All formulæ should be accompanied by tests. We greatly appreciate any submissions that improve individual tests and test coverage in Homebrew/science.
The test do
block allows for a post-build test of software functionality sandboxed within a temporary testpath
. For example, a test program may be written and compiled, and its output checked against an expected value. Meaningful tests are preferred over simple commands like system "foo", "-v"
.
make check
or equivalent should be enabled if the package provides it. This should become a classic:
option "without-check", "Disable build-time checking (not recommended)"
...
system "make"
system "make", "check" if build.with? "check"
system "make", "install"
If this target takes an inordinate amount of resources or is otherwise problematic the option can be switched to "with-check"
, which will disable checking in the default build.
First read core Homebrew's How To Open a Homebrew Pull Request (and get it merged). The Homebrew/science tap repository is located in $(brew --repository)/Library/Taps/homebrew/homebrew-science
.
Check open pull requests before submitting a duplicate. We prefer one formula per PR.
Start you commit messages with a short informative summary, prefaced by the formula name:
foo: add test
bar: make X11 optional
Version upgrades should just be titled with their version:baz 2.4.1
qux 0.1.2 (new formula)
Use the rest of the commit message to describe your changes and link to any relevant issues. When your submission is ready to merge, squash all your commits to a single commit and push to your remote branch, with --force
if necessary.
Anyone can host their own tap. Homebrew/science may give your formula wider visibility but a tap is preferable when:
- Your formula must be brewable urgently.
- It is part of a group of specialized and/or related formulæ.
- It is head-only or lacks a stable tagged release.
Feel free to start your own tap and submit to Homebrew/science later.
Avoid refering to HOMEBREW_PREFIX
in a formula. If you need to refer to other libraries or header files, use stable opt
paths: Formula["foo"].opt_prefix
, Formula["foo"].opt_lib
, Formula["foo"].opt_include
, etc.
The current version of Clang, which is the default C compiler used in Homebrew, doesn't support OpenMP, but GCC does.
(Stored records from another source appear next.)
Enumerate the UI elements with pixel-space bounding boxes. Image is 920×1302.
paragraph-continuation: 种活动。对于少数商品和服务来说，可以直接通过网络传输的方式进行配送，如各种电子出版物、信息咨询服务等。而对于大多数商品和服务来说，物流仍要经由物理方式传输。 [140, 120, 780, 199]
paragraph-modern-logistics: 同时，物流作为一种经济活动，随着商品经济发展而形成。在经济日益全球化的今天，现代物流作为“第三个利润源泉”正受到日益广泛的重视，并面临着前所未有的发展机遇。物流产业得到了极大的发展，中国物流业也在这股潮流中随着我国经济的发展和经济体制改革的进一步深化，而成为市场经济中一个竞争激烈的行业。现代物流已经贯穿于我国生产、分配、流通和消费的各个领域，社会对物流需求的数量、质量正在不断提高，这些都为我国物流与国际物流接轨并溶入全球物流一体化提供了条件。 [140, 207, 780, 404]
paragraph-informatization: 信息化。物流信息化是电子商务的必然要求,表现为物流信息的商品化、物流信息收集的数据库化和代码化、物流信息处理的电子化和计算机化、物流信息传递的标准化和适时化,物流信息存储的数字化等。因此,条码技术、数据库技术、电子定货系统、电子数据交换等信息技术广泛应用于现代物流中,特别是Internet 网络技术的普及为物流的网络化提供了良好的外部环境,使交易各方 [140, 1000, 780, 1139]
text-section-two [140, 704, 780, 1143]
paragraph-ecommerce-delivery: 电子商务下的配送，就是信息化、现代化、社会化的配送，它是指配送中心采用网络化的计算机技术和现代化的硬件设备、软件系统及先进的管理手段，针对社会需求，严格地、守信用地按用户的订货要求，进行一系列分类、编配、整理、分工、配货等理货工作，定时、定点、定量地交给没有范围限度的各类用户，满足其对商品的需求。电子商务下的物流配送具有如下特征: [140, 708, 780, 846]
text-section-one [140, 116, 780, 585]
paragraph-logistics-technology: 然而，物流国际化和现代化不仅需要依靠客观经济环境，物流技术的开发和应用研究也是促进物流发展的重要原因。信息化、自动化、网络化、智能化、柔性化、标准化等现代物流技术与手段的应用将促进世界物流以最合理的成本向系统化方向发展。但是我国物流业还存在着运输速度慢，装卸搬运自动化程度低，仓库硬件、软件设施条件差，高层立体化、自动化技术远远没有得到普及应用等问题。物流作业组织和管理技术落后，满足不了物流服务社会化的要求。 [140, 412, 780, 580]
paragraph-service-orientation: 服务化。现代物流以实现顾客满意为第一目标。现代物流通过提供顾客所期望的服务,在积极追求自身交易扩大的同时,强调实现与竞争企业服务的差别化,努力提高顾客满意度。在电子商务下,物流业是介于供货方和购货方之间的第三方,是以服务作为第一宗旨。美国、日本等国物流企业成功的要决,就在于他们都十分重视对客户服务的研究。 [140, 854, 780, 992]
Here's an example of alerting the user that OpenMP will not be enabled if using Clang:
opoo "Clang does not support OpenMP. Compile with gcc if this is not acceptable." if ENV.compiler == :clang
This snippet will not abort compilation but output a warning message.
formulæ which require OpenMP support should specify
needs :openmp
Depending on :mpi
is more flexible than depending directly on mpich2
or open-mpi
. Remember that users could have installed either and that the two conflict_with
each other.
nprocs = Tab.for_formula("foo").without?("mpi") ? 1 : 2
Improvements to this guide are appreciated via issues or pull requests. If you're willing to add a new section to this documentation or the wiki, we would very much welcome your contribution.